В течение восьми часов беспрерывных усилий прошли мы только 15 верст и вынуждены были остановиться на ночлег. Дождь перестал. Мы развели огонь, высушили как могли наши платья, вместо ужина напились чаю и провели ночь под открытым небом. На другой день голод стал нас мучить и ежеминутно усиливаться. Мы надеялись в норах полевых мышей найти кореньев и морошки, которыми обыкновенно запасаются они на зиму и чем нередко спасаются юкагиры от голодной смерти, но надежда нас обманула, потому что мыши никогда не доверяют своих запасов болотистому грунту.
Наконец мы прибегнули к древесной коре: срубили молодую лиственницу, очистили верхние слои коры, а мягкие нижние осторожно отделили от дерева, разрубили на мелкие части и положили вариться в котел с водой. Прежде нежели поспело наше кушанье, употребляемое здесь в голодные годы, надобно было несколько раз снимать с воды серу, по мере варения коры всплывавшую на поверхность. Наконец образовался у нас род жидкой каши, от примеси соли и перца получившей непротивный вкус, несмотря на вязкость и смоляность. Впрочем, эта пища, при умеренном употреблении, не имеет вредных последствий. Во время обеда нашего небо обложилось густыми облаками, и весь день 15-го августа шел дождь.
Мы отправились в путь, несмотря на погоду. Холмы становились выше и чаще, по мере нашего приближения к тому месту, где по моему счислению протекал Анюй. В 13-ти верстах от ночлега, переправившись вброд, по грудь в воде, через быстрый ручей, достигли мы подошвы горной цепи и с большими усилиями взобрались по крутому скату на самую высокую сопку. Отсюда открылся нам далекий вид на окрестность. Горы тянулись к юго-западу, а на юге лежала пространная долина, где изгибался предел наших страданий – давно искомый Анюй. Можно себе представить нашу радость. Юкагир узнал долину, реку и свое зимнее жилище Коновалова, забыл усталость, голод и громко запел веселую андыльщину (юкагирскую любовную песню). Меня более всего радовала верность моего счисления.

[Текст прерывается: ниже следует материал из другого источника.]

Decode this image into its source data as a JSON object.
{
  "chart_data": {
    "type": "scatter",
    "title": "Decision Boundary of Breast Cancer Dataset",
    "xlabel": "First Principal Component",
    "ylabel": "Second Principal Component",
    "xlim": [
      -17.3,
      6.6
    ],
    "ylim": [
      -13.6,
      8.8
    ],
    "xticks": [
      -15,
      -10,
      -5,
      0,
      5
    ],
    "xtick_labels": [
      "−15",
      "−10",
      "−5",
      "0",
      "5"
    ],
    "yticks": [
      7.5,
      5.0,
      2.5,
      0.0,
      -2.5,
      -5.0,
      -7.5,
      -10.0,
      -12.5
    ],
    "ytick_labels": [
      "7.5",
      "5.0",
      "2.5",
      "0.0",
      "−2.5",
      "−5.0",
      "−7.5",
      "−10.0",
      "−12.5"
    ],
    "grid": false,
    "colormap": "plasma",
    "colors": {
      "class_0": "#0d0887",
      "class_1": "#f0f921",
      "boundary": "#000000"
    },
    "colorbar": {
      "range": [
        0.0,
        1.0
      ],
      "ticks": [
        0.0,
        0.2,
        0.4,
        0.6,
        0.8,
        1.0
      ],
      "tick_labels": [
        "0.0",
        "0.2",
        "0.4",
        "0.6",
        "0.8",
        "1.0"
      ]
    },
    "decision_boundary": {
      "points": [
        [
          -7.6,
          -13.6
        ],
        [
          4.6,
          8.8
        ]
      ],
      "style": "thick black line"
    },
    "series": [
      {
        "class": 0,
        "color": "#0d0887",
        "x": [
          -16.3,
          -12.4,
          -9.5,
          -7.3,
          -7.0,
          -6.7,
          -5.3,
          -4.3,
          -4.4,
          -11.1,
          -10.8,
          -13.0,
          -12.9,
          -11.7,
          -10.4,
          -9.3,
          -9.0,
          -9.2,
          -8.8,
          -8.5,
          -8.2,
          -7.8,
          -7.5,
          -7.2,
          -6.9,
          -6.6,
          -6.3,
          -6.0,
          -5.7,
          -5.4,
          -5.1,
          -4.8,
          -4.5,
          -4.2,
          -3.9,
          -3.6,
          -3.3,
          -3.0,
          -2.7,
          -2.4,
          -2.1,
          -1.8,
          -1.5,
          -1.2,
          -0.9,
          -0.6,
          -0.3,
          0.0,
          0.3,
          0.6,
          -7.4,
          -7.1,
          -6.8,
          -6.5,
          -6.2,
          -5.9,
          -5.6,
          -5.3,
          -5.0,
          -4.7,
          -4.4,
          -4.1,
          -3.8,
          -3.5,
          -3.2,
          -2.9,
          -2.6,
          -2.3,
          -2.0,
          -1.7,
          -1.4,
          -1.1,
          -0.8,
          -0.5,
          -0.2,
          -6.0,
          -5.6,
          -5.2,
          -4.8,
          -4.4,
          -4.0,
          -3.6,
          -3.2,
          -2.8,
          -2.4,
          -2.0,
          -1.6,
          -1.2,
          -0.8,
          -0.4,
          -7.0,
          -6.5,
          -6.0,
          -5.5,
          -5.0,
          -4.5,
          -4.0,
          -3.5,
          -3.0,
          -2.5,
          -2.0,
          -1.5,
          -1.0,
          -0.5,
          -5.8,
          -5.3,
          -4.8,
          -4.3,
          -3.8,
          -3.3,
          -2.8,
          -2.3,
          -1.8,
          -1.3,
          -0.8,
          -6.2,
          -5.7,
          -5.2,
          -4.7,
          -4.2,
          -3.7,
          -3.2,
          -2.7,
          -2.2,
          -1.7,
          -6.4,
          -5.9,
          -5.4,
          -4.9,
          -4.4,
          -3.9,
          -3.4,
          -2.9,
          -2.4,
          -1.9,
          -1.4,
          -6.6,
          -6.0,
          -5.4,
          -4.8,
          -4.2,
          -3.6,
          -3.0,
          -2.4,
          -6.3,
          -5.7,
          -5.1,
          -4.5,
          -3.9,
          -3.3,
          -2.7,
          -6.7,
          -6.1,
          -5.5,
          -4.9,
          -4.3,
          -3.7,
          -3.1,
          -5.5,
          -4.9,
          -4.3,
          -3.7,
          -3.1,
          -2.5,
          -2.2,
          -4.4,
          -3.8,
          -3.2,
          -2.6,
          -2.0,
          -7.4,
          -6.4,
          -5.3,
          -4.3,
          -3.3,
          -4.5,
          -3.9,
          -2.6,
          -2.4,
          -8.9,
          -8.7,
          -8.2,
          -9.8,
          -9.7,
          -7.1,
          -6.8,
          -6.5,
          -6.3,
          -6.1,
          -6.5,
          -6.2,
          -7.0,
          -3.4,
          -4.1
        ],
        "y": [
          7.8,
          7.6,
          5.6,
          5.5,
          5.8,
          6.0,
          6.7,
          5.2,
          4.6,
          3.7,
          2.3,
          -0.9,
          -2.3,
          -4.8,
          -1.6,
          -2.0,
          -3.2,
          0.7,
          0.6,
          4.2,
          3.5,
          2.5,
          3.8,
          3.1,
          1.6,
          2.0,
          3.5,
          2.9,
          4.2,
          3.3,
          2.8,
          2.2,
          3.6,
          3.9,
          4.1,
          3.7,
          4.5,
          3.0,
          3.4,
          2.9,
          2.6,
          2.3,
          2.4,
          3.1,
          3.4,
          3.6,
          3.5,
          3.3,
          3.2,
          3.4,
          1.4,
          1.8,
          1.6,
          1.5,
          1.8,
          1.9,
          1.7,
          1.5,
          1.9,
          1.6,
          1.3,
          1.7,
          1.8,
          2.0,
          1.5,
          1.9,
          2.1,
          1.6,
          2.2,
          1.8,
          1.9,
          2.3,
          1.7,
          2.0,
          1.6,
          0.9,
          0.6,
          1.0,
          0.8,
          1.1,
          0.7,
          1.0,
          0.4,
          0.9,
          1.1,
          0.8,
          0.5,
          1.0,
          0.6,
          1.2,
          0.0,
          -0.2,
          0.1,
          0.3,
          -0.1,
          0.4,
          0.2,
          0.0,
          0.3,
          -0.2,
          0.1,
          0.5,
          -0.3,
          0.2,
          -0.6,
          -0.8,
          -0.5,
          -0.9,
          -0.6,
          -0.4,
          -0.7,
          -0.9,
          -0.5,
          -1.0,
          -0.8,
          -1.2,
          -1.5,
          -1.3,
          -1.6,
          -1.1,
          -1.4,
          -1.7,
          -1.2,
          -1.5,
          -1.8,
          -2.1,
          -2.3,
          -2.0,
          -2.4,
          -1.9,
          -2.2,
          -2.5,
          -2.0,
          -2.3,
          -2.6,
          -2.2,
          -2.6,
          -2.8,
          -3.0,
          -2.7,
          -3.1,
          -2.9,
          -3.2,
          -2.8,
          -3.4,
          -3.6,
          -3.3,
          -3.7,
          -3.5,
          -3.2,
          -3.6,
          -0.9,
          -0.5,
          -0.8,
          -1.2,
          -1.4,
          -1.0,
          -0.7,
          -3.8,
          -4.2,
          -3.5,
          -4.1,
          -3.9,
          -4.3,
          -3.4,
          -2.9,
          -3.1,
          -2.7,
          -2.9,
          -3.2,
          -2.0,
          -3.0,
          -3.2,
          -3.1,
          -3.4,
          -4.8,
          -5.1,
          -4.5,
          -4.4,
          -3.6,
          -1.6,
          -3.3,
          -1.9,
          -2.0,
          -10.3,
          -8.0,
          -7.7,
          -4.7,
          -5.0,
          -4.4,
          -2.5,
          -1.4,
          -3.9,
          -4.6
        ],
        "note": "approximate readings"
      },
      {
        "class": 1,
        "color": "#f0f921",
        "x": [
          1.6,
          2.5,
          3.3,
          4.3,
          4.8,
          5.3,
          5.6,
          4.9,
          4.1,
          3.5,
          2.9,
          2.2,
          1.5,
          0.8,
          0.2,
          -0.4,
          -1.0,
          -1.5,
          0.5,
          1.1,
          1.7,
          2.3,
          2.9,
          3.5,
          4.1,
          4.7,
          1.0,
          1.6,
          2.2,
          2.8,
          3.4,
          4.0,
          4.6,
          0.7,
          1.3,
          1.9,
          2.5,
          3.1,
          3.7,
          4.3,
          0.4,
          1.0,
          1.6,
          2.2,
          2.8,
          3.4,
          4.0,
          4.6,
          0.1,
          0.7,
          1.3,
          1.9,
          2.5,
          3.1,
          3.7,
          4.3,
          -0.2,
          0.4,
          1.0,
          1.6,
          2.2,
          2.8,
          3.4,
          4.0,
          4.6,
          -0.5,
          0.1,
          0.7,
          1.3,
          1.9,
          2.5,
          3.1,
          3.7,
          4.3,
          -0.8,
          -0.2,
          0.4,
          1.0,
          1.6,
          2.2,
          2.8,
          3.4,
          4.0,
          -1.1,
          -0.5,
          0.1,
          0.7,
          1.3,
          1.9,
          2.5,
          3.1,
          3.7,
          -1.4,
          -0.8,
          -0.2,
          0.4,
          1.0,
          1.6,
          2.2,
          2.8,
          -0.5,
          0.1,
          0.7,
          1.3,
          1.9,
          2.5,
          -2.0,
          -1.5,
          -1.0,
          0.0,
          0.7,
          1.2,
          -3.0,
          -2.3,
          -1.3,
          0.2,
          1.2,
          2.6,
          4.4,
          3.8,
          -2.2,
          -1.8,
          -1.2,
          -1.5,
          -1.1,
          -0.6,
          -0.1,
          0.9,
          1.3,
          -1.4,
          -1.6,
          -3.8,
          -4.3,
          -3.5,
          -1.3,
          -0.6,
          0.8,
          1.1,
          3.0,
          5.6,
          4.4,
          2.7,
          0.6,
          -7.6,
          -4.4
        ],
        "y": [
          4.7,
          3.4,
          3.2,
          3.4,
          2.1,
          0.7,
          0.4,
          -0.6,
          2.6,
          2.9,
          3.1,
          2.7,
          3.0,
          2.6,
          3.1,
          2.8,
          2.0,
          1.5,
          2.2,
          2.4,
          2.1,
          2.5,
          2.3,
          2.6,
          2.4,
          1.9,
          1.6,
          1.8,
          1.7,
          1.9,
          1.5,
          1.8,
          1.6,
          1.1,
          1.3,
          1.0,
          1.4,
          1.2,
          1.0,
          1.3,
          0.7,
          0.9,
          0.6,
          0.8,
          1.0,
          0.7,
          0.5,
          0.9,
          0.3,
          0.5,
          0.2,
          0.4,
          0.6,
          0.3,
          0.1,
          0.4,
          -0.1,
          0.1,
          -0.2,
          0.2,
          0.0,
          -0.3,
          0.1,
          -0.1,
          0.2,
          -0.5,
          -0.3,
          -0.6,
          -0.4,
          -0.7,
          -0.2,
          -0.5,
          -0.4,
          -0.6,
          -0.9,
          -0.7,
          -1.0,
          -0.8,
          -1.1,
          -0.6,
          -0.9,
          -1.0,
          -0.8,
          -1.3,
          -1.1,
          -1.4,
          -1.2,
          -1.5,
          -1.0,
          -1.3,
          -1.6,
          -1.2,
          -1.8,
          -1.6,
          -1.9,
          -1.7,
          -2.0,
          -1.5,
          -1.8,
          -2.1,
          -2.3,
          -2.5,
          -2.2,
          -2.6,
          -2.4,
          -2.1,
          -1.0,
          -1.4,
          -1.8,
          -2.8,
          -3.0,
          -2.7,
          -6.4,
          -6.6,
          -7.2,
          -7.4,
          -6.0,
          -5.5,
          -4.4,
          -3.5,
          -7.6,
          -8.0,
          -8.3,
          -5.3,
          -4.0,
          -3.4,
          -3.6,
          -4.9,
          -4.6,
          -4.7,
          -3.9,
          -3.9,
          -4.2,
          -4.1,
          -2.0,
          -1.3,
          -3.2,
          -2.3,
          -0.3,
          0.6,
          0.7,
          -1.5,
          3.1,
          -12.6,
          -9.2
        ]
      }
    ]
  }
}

Нам оставалось пройти еще 9 ? верст до реки, и от нее было еще две версты до Коновалова, так что мы надеялись только к вечеру быть в селении, но, подойдя к реке, от усталости не могли идти далее и решились провести ночь под открытым небом и под сильным дождем. Сегодня находились мы в пути всего 11 ? часов, беспрестанно карабкаясь на высокие горы по крутым скользким тропинкам.